A lookup is then done and if the address you’re trying to access matches one on the list then the request is denied. If it doesn’t match, then the request should be honoured and you shouldn’t experience any problems.
Here’s a visual depiction – http://community.plus.net/wp-content/uploads/2008/12/iwf_process_flow.png
This isn’t foolproof though and we have seen issues akin to what you’re experiencing with other shared sights like Yahoo profiles and Flickr. The URL you’re trying to access will be perfectly safe (and won’t be on the IWF list) but the process is breaking down somewhere.
I’ll do some playing around with ning on a test line and assuming I can replicate the problem I’ll raise it internally so we can fix it for you.

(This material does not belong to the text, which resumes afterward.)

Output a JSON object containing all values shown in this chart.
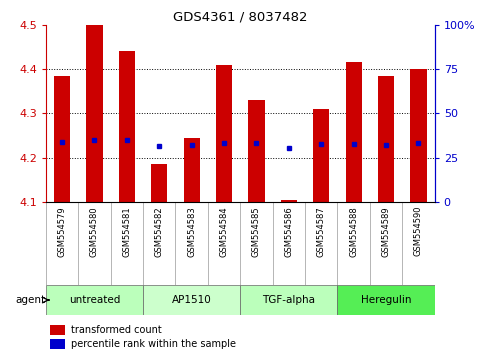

For those interested, here is the visual depiction referenced above:
I was initially concerned that all my content was passing via this transparent cache – a privacy and performance concern – but as described above this does not happen unless I hit the criteria set by the ‘suspect list’. However it seems that the suspect list is a little suspect, particularly for shared sites like Ning, Flickr, and now as we see Wikipedia.